Your first task is to select a team of developers. The team must be a mixture of people with two talents: (i) empathy and (ii) technical expertise. To this end, you identify 1000 potential workers and give each of them two tests: an empathy measurement and a technical expertise measurement. Here is a DAG that generates the (simulated) data:

team_dag <- dag_make(
  empathy_score ~ 50*(3 + exo()),
  technical_score ~ 40*(5- exo())
)
Scores <- sample(team_dag, size=1000)

Task I. Is there any link between the empathy and the technical scores? Fit a model, say empathy_score ~ technical_score or the other way around. Use the confidence interval on one of the coefficients to decide whether there is a link.

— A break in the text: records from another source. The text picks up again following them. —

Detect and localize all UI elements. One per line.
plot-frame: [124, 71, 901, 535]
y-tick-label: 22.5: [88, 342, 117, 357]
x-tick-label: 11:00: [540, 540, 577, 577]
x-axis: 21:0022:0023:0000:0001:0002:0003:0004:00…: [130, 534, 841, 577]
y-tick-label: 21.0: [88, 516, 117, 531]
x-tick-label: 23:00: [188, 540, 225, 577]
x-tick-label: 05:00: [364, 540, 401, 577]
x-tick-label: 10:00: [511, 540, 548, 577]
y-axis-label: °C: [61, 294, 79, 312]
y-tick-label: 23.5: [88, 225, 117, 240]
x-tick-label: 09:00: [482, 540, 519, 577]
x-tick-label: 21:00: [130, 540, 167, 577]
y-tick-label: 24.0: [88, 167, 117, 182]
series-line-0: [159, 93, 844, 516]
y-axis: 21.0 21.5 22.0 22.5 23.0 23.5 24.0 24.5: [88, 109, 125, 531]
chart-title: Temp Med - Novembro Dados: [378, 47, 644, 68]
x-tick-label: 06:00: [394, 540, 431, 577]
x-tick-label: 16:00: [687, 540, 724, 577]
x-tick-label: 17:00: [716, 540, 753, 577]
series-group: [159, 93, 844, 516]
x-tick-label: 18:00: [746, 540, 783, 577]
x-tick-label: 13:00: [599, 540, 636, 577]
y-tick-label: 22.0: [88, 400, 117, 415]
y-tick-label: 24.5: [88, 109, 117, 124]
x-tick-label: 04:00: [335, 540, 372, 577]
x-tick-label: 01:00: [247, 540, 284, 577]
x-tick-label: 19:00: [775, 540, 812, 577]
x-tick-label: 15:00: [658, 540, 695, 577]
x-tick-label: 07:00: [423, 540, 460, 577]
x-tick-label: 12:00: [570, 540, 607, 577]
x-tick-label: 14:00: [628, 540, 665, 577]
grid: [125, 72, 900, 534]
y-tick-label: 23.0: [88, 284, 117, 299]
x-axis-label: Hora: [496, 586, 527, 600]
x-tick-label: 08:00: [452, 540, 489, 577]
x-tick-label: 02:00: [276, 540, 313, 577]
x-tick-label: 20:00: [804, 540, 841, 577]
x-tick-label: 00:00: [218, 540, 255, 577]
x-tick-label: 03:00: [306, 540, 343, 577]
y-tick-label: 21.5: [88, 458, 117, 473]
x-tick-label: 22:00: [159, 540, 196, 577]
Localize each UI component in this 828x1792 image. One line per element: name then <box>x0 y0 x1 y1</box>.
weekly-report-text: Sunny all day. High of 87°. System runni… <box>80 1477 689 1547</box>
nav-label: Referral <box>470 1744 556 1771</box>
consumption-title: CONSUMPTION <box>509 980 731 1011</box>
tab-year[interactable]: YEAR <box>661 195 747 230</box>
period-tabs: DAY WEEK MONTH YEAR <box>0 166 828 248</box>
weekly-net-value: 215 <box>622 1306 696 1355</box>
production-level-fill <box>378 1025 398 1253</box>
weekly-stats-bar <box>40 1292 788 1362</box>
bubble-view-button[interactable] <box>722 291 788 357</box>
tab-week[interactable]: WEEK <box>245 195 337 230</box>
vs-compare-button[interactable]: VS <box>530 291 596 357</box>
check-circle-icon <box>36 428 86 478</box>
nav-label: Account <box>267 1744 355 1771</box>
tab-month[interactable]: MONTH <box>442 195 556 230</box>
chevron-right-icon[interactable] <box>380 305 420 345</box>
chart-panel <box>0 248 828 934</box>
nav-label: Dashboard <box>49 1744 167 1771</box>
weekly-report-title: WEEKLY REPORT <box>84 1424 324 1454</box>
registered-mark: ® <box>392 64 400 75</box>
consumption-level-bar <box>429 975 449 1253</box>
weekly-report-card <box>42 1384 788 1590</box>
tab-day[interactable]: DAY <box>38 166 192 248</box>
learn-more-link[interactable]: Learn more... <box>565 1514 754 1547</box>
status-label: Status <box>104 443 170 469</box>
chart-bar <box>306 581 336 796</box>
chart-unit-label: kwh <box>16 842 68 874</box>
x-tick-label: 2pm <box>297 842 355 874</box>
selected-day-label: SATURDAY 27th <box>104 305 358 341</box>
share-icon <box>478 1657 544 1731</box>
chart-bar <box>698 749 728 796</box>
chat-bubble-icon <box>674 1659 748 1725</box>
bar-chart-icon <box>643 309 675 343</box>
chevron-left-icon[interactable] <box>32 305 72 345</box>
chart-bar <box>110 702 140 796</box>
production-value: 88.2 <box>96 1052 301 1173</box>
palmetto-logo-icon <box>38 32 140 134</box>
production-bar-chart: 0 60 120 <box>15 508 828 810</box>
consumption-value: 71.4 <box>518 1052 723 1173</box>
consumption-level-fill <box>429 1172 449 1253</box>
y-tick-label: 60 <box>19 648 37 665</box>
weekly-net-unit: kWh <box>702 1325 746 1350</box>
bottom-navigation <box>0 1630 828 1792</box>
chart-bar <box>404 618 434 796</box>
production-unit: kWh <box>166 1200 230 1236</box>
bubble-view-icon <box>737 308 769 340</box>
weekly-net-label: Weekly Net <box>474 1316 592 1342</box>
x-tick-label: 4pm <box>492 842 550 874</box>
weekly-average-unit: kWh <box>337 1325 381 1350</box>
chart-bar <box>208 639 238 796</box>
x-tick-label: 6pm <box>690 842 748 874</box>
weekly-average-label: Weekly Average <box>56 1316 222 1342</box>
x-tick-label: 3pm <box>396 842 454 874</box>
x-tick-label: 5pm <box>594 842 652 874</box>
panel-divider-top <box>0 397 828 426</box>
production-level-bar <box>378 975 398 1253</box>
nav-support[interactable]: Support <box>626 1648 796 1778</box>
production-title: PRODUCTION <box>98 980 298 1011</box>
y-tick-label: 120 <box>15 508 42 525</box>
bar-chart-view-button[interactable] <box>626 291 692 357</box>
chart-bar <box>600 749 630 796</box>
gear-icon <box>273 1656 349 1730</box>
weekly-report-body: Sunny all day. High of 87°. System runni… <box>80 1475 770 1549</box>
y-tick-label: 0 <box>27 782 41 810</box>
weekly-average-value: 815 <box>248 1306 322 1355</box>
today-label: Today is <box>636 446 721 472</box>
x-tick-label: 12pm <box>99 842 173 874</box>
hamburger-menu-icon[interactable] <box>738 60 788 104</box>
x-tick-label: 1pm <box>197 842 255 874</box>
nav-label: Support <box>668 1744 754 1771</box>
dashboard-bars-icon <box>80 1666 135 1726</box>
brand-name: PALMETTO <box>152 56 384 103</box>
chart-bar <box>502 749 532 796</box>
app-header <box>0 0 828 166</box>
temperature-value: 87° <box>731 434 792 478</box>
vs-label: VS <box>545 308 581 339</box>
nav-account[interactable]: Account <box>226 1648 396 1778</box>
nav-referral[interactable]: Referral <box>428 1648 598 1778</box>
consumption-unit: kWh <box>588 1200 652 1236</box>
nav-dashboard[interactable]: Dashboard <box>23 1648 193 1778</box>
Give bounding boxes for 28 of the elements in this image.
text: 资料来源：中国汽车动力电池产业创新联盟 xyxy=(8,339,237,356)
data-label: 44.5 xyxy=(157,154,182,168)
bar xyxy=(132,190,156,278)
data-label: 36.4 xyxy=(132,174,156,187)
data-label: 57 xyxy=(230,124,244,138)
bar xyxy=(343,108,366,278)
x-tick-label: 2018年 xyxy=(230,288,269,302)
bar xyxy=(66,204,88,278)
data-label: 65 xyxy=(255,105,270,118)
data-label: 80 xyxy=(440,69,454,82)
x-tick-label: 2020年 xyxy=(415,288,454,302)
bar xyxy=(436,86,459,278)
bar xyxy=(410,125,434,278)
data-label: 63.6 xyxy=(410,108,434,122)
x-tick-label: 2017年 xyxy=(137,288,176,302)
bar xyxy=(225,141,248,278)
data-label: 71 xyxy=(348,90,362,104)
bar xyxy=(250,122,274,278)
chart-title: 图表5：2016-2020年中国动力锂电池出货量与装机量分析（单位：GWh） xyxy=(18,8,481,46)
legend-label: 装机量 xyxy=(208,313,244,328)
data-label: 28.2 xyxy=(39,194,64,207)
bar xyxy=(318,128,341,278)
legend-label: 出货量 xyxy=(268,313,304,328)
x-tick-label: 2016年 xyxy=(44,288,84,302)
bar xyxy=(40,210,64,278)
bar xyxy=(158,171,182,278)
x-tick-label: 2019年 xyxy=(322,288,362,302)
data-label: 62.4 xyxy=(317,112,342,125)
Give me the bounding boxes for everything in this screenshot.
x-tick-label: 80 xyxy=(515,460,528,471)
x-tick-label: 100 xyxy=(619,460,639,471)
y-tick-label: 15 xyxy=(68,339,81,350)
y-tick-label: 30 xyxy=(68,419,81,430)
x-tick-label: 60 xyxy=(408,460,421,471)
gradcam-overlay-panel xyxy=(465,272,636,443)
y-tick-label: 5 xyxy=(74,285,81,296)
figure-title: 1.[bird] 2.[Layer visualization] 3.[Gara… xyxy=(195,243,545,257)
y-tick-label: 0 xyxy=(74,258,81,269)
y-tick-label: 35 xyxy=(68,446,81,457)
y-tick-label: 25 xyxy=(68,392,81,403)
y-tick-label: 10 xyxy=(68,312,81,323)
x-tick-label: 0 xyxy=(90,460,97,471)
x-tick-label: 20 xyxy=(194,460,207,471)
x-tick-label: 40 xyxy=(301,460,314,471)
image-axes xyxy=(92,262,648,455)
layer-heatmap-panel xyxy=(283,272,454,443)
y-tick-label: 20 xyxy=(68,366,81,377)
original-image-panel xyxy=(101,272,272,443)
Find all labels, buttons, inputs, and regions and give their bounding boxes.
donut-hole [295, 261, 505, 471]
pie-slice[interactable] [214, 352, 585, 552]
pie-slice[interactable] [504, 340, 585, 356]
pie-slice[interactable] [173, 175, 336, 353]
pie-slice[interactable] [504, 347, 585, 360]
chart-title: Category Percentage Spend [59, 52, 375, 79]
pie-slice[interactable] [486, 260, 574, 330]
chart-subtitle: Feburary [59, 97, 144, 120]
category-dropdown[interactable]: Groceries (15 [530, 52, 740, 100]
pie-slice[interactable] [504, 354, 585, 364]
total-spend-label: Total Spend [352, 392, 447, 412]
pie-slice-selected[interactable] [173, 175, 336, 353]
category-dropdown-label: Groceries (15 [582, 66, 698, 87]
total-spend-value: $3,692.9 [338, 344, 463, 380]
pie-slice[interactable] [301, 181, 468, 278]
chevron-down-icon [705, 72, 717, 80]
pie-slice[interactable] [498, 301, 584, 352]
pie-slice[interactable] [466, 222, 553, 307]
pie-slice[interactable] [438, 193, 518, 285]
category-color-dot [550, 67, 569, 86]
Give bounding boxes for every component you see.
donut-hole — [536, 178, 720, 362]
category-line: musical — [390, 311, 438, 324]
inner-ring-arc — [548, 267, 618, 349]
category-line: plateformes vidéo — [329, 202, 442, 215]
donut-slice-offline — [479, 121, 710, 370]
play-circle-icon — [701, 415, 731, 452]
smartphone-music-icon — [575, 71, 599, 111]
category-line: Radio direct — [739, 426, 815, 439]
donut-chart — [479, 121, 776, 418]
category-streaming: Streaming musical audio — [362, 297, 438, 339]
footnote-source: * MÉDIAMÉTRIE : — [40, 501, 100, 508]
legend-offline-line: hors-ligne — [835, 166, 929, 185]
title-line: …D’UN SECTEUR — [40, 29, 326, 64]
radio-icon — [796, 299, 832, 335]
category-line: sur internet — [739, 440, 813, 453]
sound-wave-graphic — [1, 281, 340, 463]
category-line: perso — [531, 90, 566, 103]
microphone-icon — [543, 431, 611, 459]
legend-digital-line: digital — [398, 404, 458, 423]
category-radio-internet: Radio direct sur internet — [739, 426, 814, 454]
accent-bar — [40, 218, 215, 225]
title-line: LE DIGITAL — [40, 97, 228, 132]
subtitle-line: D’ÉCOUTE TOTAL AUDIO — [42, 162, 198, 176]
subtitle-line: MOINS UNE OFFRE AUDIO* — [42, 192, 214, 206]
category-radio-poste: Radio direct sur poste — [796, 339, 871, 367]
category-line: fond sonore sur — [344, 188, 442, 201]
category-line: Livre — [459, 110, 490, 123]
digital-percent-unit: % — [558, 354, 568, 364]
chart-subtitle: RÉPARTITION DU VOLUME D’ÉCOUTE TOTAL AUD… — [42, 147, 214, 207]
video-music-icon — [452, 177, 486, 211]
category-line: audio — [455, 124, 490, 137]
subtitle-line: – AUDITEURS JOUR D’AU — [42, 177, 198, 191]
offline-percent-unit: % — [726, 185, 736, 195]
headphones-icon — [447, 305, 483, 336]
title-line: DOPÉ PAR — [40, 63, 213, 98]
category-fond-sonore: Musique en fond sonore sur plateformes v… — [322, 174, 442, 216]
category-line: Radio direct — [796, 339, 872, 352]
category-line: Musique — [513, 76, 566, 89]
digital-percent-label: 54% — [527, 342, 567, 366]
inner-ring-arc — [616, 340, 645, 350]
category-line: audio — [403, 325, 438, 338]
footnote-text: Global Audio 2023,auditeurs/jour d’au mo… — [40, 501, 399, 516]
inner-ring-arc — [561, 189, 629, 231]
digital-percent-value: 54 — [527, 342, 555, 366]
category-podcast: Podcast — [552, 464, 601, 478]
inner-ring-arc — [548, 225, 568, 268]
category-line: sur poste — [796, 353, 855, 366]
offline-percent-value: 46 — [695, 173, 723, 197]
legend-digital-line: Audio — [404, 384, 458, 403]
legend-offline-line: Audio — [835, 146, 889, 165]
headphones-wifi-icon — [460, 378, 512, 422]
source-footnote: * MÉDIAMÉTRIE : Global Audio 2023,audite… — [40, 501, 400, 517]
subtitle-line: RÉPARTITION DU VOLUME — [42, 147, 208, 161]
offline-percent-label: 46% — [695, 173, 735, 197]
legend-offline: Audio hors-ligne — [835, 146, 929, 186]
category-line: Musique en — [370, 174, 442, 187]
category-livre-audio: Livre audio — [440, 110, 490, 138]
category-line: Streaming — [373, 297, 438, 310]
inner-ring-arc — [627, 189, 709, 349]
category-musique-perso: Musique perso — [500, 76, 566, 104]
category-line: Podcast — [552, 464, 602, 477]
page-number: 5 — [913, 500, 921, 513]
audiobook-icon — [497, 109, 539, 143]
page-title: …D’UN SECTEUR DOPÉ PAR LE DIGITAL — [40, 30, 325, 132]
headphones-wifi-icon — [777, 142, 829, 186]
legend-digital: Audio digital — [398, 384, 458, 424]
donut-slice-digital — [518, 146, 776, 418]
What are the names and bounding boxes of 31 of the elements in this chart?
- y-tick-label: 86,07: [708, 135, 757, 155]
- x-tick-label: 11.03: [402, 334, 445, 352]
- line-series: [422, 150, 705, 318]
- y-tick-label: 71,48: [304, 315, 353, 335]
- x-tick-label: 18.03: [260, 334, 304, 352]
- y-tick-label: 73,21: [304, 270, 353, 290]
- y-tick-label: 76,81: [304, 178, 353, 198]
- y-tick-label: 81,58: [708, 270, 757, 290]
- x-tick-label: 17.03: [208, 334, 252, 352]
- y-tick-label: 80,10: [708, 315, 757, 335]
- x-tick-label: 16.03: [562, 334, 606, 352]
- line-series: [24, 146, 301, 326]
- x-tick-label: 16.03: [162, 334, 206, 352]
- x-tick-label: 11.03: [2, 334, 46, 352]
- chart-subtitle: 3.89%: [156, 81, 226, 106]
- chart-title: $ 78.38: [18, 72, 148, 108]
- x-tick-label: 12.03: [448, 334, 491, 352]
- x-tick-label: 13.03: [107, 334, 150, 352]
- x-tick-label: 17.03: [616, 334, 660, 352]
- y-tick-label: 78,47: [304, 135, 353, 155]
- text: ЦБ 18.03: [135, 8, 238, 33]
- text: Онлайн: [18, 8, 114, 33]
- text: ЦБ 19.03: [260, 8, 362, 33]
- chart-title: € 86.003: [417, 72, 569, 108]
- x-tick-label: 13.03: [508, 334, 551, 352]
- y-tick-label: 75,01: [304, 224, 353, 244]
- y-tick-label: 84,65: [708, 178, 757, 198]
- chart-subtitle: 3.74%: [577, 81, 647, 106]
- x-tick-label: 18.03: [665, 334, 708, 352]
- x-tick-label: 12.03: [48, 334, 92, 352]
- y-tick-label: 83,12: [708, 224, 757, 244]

Task II. Make a point plot of empathy_score ~ technical_score. Examine the shape of the “cloud” to decide if the plot points to a link between the two types of scores.

Task III. You want to assemble a strong team of people. You decide to select the 50 individuals with the largest sum of empathy and technical scores. Wrangle the Scores data frame down to a new data frame, My_team, that has the 50 highest scoring individuals. Uncomment and fill in the ....’s in the following command to accomplish the wrangling.

# My_team <- Scores |>
#   mutate(total = ...) |>
#   arrange(desc(......)) |>
#   head(...)

Task IV. Among the people in My_team, is there any link between the empathy and technical scores? Find this out by fitting the appropriate model.

Task V. Look back at your plot in Task II. By eye, identify (roughly) the points corresponding to the 50 or so people with the highest sum of scores. Draw a loop around those 50 points. Looking just at the people inside the loop, do you see a link between empathy and technical scores?